Apr 4, 2019
The inspiration for innovation takes all forms. For some its music. For others its art. And for others its data.
When I was CTO, Mark Hurd, the CEO at HP at the time, had a quote that was ingrained into everything the executive team did.
“If you stare at the numbers long enough, they will eventually confess.” Mark Hurd
The expectation was that as an executive you knew “your numbers”. It was not unusual to have Mark stop me in the hall and ask about the R&D investment levels last quarter for the top three competitors, customer net promoter scores for our top 5 products or the reverse supply chain levels from retail returns.
While Mark’s focus on the numbers was well-meaning, I always felt that it caused blind spots when it came to understanding the shift, changes, and unspoken needs and wants of our customers. It looked at numbers as single elements to be managed individually. It also had the built-in assumption that the numbers were fact and that they never misled.
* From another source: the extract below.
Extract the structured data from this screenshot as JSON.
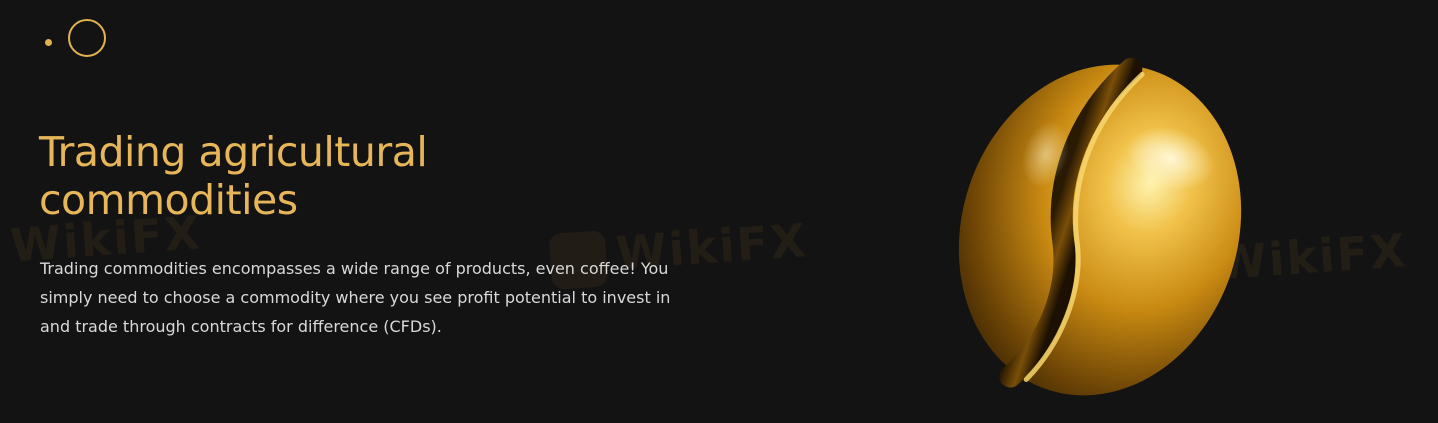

Years later, I came across this story that caused me to reflect back on these times at HP.
During WWII, the Navy tried to determine where they needed to armor their aircraft to ensure they and their crew came back home. They started tracking each and every bullet hole from each plane in the navy. With this data, they ran an analysis to see if there were any trends of where planes had been shot up.
Based on the analysis, the
conclusion was that they needed to increase the armor on the
wingtips, on the top of the central body, and around the elevators.
That’s where the data told them their planes were getting shot
Abraham Wald, a statistician, disagreed. He thought they should put more armor in the nose area, engines, and the underside of the fuselage.
Everyone immediately thought his
proposal was crazy. That’s not where the planes were getting
Except - Mr. Wald realized what the others didn’t.
What the Navy thought it had done was analyze where aircraft were suffering the most damage. What they had actually done was analyze where aircraft could suffer the most damage and still make it back.
What about the places where the planes in their analysis were not shot? Put simply, planes that had been shot there crashed. They weren’t looking at the whole sample set, they only looked at the planes, and crews that survived.
The data didn’t lie. The planes did get shot in the locations identified during the analysis. The data, however, did mislead. It was only part of the entire data set that should have been looked at.
While data can be incredibly helpful when developing ideas that will become future innovations, we need to apply human insight and skepticism. Throwing in your gut feel may also be a good idea.
If something seems incredibly obvious, that begs the question as to why and what is missing. Rarely are things that cut and dry. That obvious.
Go beyond the obvious and use your curiosity to ask that next question so that you can dig deeper and uncover some insight that others are not seeing.
Be careful of assumptions. Be careful of using past experience or even what we think we see and then filling in the missing data.
So what happened with the Mark Hurd approach at HP? With the emphasis on your numbers being compared to your competitors, it became clear that if your numbers were not “better” than theirs’ then you weren’t running your part of the business appropriately.
The result was some bad business decisions such as cutting HP’s R&D spend to match the R&D spend of our Asia Pacific based competitors. I always found it interesting that the focus was always on cutting. Why wasn’t the decision made to increase the R&D spend to match that of Apple?
That is a story is for another time.
While I pushed back hard on this approach and specifically what was being done to R&D spend, my one regret was not pushing back even harder or finding a way to convince Mark and others on the folly of the approach. I didn’t find a way to play the “Abraham Wald” role at HP.
One key lesson that I did learn from this experience was that the context of the information you are using to make innovation decisions is just as important as the data.
How could you challenge yourself and your team to take the “Abraham Wald” approach with the aircraft analysis? How can you go beyond the obvious and uncover an insight that is not obvious?